LAND DEGRADATION - The earth is the provider of all of our wealth, while humbly allowing itself to be trod beneath our feet. Agriculture and careful husbanding of the land are of fundamental importance. The Earth's capacity to produce food, materials and essential services will determine its carrying capacity for the human population and the standard of living it can maintain sustainably. Preventing or reversing land degradation is thus a moral imperative for human prosperity.
WATER SHORTAGE - Water is essential for development, and indeed survival. It also has great spiritual significance in all of the religions, where life-giving waters symbolize the Holy Spirit and the teachings. Ablutions are performed with water before prayer. The physical cleanliness of water and its freedom from pollution are also important, and Bahá'u'lláh provided specific standards of water quality. In water-short regions where disputes over water could easily lead to warfare, processes of consultation and the application of principles of justice in the management and sharing of water resources will be necessary to achieve any lasting solution.

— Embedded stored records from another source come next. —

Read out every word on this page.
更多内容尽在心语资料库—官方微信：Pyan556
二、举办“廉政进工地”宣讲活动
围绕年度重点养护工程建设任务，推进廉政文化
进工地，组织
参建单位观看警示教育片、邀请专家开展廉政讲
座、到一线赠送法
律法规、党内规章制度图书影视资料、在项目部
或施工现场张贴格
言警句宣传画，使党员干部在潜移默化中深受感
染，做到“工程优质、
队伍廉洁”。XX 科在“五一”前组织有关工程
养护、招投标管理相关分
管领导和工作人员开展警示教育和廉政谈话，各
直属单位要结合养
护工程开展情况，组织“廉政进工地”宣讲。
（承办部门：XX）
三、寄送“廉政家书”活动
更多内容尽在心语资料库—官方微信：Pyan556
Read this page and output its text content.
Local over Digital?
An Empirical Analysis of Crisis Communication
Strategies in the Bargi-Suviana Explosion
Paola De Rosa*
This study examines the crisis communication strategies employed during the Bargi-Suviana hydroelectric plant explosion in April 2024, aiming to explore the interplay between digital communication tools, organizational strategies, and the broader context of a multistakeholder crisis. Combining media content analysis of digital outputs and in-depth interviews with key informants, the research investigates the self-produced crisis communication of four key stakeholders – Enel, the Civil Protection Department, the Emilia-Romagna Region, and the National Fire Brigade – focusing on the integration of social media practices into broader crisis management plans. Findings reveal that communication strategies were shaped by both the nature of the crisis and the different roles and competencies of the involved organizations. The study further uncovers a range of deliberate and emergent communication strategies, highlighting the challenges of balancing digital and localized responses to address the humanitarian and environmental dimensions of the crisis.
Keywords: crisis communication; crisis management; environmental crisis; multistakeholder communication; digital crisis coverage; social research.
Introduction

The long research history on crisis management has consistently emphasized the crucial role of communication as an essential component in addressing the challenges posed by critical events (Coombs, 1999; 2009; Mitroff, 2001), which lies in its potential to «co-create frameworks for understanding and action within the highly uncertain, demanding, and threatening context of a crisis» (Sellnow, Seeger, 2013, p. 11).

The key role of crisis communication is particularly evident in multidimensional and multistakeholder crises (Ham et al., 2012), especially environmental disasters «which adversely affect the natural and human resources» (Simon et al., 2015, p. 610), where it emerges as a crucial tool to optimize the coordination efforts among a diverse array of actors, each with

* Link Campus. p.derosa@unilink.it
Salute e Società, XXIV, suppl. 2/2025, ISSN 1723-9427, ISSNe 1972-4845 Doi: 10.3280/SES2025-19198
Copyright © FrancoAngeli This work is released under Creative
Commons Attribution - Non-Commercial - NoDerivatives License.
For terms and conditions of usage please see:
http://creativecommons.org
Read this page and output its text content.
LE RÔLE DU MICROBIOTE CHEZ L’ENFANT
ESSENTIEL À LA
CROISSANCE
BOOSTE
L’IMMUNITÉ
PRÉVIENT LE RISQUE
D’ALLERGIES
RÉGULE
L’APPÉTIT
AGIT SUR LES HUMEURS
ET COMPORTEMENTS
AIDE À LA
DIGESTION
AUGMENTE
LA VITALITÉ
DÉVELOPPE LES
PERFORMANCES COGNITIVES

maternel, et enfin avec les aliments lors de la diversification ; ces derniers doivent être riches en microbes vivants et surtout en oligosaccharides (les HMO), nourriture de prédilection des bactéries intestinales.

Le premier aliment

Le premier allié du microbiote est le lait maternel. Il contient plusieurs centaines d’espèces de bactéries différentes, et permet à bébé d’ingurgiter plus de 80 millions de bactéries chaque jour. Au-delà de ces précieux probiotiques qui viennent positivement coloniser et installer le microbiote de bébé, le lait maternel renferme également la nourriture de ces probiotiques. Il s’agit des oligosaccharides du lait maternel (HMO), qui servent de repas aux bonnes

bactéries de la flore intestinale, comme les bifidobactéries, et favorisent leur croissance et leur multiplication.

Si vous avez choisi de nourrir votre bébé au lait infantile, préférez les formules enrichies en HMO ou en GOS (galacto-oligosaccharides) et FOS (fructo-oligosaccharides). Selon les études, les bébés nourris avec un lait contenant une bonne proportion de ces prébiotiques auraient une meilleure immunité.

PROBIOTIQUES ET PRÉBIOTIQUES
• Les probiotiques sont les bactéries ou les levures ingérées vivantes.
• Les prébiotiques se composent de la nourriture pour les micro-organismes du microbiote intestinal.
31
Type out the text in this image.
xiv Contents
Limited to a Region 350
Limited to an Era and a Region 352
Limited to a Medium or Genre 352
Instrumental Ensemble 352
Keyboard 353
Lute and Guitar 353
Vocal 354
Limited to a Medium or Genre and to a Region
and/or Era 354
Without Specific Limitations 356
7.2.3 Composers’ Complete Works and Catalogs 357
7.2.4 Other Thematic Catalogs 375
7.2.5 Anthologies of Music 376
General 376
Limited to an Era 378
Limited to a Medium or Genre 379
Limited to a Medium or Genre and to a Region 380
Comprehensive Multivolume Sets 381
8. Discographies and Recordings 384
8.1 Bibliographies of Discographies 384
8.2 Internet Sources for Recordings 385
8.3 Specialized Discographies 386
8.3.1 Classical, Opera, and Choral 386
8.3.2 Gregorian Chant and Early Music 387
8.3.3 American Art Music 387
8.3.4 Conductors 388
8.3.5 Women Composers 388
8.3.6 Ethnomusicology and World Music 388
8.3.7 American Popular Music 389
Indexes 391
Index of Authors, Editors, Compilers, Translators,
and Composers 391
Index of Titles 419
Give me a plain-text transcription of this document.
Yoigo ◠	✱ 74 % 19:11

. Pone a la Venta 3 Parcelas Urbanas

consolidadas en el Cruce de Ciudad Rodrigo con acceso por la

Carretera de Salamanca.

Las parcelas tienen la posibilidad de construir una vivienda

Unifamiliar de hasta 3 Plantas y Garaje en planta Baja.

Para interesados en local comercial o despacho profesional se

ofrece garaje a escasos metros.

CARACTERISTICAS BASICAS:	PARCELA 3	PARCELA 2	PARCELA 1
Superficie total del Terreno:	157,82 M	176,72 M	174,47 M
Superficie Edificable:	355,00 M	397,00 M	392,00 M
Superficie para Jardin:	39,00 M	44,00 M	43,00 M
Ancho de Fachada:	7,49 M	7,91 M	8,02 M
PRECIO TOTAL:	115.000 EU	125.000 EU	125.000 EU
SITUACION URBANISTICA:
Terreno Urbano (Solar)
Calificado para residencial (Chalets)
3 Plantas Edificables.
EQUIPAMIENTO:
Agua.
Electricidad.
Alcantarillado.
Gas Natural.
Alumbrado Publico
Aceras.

POLLUTION - The problems of chemical pollution are another illustration of civilization carried to excess, releasing more chemicals than the environment can reasonably cope with. Bahá'u'lláh prohibited the use of polluted water, just as he warned of the potentially lethal effects of contaminating the atmosphere. External cleanliness has a spiritual as well as physical significance. Given the importance placed in religion on human health, anything that damages it is widely condemned.
The above points are far from exhaustive either in their coverage of environmental challenges or in the spiritual principles applied. There is enormous potential to develop the spiritual interface with science and environmental management in the years ahead. Many scientists can propose solutions to environmental problems, but they do not know how to motivate society to apply them. Applying the Bahá'í teachings to the environmental challenges can open many doors and create new fields of service, while helping to build practical solutions to some of the greatest threats to human well-being and prosperity. You can explore this topic throughout this conference, and then set out to draw on the wealth of spiritual principles to make a difference in your own field.
* The views expressed herein are those of the author and do not necessarily reflect the views of the United Nations.